What website is hosting your pics? If it's Photobucket, the steps are:

1. Make sure you've allowed public access from the album options dropdown in Photobucket.

2. In Photobucket, click on "Direct link" in the window that pops up when you mouseover the pic you want to post; this copies the images address to your clipboard for the next step.

3. Back in the forum, when you're composing a post, click on the Image icon (it's the one with the tree in a square). An image address window will pop up.

4. Paste the direct link you copied from Photobucket into the address field.

5. Click on "Go Advanced" so you can preview your post and pic.
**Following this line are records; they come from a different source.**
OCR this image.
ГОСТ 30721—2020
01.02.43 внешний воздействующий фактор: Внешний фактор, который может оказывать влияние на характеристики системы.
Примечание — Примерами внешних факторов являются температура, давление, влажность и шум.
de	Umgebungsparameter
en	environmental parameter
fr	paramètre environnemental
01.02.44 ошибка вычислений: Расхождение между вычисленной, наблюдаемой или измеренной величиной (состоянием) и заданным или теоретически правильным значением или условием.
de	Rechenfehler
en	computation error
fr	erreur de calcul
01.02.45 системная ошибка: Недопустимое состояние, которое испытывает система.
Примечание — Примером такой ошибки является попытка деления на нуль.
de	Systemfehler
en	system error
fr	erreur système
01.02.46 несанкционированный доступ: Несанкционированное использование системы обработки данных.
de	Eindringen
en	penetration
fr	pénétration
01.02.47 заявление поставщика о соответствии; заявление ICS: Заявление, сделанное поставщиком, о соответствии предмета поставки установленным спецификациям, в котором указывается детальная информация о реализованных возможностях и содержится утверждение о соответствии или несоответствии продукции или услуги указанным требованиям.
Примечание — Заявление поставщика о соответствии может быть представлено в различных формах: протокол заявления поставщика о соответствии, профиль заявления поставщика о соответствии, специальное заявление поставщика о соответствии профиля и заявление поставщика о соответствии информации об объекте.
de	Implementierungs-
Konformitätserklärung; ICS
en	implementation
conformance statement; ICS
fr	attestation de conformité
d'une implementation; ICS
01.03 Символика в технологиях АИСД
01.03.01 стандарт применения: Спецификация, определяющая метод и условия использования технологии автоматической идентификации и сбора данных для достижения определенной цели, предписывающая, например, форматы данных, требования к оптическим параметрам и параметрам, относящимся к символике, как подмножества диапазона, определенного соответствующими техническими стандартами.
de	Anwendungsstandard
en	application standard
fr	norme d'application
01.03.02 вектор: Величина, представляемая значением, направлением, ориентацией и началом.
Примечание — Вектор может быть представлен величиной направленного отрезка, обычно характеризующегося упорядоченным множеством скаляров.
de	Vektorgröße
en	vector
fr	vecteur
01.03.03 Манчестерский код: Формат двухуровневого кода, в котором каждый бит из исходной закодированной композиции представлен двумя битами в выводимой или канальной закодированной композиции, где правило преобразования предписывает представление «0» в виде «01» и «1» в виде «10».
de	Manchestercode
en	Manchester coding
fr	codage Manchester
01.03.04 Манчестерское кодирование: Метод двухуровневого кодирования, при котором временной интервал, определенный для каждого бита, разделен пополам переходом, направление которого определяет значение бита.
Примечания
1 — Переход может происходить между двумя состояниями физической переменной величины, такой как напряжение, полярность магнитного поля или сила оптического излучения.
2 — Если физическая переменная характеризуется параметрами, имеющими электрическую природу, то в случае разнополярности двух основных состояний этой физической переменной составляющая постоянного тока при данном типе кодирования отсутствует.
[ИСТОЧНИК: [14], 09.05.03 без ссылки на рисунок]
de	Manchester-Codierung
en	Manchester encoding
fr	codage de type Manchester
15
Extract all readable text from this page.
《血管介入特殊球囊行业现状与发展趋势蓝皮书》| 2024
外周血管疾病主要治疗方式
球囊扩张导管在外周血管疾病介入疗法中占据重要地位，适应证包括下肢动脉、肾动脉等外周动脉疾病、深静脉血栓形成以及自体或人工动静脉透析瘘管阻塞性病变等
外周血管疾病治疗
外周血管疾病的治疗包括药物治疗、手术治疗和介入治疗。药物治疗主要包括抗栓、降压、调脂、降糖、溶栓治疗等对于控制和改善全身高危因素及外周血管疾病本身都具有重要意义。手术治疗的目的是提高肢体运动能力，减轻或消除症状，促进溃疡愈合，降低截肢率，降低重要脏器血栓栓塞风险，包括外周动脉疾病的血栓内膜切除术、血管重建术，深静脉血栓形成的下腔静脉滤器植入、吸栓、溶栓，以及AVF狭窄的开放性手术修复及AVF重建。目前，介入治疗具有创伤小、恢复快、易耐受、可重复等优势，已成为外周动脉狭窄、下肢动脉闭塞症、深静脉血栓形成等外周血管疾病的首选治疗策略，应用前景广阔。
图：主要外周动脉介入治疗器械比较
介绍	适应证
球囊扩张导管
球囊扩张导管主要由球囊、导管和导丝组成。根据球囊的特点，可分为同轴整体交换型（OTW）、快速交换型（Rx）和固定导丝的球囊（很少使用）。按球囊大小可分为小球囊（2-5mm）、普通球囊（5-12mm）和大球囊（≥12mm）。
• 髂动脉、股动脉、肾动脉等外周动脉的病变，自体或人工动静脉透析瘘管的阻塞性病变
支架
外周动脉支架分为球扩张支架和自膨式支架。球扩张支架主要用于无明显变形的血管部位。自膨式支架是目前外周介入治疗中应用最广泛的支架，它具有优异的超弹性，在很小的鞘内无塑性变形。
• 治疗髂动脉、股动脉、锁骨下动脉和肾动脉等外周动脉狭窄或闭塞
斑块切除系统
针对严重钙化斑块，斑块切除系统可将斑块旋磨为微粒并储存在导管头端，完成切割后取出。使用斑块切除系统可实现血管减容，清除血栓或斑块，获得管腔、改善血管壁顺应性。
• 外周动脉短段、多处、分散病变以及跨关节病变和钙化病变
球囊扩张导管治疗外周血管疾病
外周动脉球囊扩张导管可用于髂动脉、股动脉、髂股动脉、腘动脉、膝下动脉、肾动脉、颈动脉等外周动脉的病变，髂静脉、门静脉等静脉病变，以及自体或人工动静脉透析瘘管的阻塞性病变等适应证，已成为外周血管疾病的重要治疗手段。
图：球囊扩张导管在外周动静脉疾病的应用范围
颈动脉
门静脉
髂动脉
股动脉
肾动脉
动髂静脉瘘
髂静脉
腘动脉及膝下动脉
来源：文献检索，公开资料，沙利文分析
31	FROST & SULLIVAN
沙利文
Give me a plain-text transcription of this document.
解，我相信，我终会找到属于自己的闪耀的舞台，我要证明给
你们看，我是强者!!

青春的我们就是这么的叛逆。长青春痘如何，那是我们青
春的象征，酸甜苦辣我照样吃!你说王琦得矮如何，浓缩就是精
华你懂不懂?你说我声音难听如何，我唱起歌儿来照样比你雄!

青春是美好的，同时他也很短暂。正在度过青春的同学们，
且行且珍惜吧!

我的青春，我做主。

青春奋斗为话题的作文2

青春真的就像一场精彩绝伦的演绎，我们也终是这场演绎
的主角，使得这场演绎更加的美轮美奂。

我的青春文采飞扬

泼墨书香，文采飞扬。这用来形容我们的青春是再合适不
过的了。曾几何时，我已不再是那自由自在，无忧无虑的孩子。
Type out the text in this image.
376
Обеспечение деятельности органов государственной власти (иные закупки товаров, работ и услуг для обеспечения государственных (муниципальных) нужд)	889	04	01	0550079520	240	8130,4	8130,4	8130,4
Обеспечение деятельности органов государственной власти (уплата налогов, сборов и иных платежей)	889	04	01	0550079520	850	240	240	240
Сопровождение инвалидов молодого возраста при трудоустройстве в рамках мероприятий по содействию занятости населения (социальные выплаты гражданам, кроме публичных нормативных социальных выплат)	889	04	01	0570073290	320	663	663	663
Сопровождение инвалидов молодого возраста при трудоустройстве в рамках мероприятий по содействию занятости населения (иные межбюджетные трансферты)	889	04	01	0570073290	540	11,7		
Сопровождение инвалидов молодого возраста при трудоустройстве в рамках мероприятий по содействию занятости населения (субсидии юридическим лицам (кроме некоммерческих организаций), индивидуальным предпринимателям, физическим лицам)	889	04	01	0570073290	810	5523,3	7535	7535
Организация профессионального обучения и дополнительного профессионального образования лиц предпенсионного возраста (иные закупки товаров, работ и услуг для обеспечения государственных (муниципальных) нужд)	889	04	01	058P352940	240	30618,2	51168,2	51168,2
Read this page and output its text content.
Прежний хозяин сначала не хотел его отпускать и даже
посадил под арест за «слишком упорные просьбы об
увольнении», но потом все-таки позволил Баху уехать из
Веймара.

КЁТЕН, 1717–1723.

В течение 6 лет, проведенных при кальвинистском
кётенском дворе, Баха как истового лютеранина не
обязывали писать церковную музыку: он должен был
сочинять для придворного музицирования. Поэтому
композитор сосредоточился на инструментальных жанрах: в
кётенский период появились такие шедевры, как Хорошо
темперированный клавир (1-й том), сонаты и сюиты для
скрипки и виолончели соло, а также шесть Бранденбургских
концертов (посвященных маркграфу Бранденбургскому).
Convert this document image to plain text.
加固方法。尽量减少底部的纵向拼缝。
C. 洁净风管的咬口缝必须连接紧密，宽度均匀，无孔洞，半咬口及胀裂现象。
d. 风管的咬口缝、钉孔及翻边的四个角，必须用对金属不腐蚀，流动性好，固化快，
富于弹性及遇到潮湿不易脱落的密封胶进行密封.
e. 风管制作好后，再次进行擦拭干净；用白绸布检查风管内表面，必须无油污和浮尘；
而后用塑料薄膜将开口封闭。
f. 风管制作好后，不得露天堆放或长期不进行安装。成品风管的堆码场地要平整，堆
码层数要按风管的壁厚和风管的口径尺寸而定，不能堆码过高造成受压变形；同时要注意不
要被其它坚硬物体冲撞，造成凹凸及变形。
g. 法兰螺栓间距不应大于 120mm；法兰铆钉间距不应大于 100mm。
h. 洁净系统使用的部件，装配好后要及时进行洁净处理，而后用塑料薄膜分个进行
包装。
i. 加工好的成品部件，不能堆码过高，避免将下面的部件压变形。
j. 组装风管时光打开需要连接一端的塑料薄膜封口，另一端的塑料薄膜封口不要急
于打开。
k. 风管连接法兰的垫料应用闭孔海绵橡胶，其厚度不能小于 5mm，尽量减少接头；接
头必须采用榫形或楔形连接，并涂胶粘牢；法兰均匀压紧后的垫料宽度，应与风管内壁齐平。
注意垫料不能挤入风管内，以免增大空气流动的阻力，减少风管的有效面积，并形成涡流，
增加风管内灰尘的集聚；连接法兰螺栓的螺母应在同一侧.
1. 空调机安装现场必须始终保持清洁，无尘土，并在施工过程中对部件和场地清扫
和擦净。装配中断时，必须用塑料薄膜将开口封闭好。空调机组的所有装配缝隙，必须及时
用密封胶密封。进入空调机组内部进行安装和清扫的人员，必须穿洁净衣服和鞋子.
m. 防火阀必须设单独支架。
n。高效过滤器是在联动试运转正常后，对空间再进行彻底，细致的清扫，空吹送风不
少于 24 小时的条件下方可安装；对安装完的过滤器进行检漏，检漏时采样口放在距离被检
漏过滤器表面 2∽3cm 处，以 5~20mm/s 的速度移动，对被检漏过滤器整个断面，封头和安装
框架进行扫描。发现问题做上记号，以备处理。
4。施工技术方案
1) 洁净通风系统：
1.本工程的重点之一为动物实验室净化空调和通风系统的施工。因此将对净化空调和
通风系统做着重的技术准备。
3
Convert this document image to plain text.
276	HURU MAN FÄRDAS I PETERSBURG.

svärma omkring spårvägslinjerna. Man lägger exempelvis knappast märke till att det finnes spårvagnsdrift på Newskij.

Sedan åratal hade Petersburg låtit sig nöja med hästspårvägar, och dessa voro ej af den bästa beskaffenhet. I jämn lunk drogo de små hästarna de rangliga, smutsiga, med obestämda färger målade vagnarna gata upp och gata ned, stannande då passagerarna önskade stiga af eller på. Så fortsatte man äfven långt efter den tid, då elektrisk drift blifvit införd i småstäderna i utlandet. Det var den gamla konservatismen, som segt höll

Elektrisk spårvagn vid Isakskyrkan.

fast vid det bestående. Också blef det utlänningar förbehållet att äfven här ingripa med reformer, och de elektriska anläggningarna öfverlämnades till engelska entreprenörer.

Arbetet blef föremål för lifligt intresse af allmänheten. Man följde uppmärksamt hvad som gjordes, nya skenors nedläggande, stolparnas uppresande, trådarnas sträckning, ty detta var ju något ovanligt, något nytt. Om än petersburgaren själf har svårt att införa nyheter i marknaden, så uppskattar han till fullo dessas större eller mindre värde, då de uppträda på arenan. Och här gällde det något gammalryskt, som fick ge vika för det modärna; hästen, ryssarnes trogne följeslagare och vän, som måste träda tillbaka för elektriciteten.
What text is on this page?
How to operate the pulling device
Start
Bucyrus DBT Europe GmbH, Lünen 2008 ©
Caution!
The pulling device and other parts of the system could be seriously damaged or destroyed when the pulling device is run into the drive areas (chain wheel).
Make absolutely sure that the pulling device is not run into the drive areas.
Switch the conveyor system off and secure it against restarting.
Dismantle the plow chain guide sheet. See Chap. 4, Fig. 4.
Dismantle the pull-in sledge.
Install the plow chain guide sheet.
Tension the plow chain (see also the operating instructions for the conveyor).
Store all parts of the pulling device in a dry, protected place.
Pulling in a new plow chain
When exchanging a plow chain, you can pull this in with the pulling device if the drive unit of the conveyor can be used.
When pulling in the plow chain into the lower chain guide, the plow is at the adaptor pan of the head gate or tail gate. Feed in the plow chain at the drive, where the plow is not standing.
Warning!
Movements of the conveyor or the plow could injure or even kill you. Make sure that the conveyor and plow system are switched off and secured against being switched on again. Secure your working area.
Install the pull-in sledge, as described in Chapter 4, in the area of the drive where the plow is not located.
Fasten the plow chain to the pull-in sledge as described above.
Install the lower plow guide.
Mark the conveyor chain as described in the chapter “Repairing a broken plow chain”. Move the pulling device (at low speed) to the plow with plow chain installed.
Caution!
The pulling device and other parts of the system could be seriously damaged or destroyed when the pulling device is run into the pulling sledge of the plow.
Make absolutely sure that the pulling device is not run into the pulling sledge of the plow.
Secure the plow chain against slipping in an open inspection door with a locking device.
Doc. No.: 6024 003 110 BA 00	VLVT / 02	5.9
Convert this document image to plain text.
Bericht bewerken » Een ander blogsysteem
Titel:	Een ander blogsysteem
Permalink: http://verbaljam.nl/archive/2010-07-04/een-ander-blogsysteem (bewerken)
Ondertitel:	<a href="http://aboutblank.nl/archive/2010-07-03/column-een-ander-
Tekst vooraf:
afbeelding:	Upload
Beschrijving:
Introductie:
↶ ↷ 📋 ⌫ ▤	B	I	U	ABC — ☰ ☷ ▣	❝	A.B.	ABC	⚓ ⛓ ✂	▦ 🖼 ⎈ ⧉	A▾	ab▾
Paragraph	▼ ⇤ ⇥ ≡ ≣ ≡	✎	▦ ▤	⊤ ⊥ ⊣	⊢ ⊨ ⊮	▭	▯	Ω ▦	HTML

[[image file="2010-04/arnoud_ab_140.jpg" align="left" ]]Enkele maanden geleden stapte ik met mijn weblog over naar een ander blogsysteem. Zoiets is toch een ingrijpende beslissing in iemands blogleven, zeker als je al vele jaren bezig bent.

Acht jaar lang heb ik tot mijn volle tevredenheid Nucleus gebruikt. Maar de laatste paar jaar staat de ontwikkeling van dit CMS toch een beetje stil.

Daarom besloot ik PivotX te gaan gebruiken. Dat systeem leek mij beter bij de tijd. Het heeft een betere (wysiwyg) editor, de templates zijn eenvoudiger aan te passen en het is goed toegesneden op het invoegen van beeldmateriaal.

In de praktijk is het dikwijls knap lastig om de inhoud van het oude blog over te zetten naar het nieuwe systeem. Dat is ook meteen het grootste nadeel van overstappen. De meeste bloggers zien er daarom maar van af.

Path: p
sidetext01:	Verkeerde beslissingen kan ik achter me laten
If it's another service, like Picasa or Flickr, the process is similar, but the steps probably aren't identical.
 

tk59

Founding Member
Joined
Feb 28, 2011
Messages
4,212
Reaction score
6
I tested a Kikuichi TKC, Konosuke HD and CarboNEXT side by side for reactivity vs vinegar then lime juice. The result was pretty clear. None of them were particularly reactive but TKC was less reactive than HD which is less reactive than CN. Supposedly CarboNEXT = TKC, however, my particular pieces do not support that idea. CarboNEXT is a semi-stainless steel, not a carbon steel, per se.
 

bprescot

Founding Member
Joined
Feb 28, 2011
Messages
671
Reaction score
24
Location
Berkeley, CA
The CN isn't very reactive at all. In fact, to say that it forms a patina is slightly misleading, as it's a very non-traditional patina. I'd say that like the Gokinko, you can discolor it somewhat, but like the gokinko active rust won't be an issue provided your habits are a quarter step above atrocious. As for the kagayaki, I had the wa and never had a problem sharpening it. It wasn't really thin, but wasn't thick either. It was a nice kinda use and abuse knife, but I hated the painted logo and the dead profile of the blade. Sold it to a guy over at FF, that is still raving about it some months later. Wasn't my favorite knife, but I do have to say that edge retention was pretty nice on that knife. It had an edge that just wouldn't quit.
 
Last edited:

mikemac

Well-Known Member
Joined
Mar 6, 2011
Messages
280
Reaction score
0
If this is the Hiro G3 series...this is an outstanding blade for the money, and they could charge more....

I picked one up for the beach house and every time I use it I'm awed...thin sharp, really good F&F for ootb J-knives, sharpens up easily and gets sharp,(and I'm no DR.Sharp)

I can't comment about the 'mock' TKC's but the Ichi TKC is more stainless than semi. The few blemishes I have look more like water spots, so there you go.

My vote is for a hiromoto gingami
 

Eamon Burke

Banned
Joined
Mar 5, 2011
Messages
4,855
Reaction score
9
Sounds like you're looking for a converter. I'd go with the DP, it's fairly idiot-proof and cuts like crazy. I've found it to be a snap to sharpen too.
 

Dave Martell

Forum Founder
Professional Craftsman
Joined
Feb 27, 2011
Messages
14,037
Reaction score
858
Location
Airville, PA
I'm so torn on this decision. I can't believe the torment of picking this knife.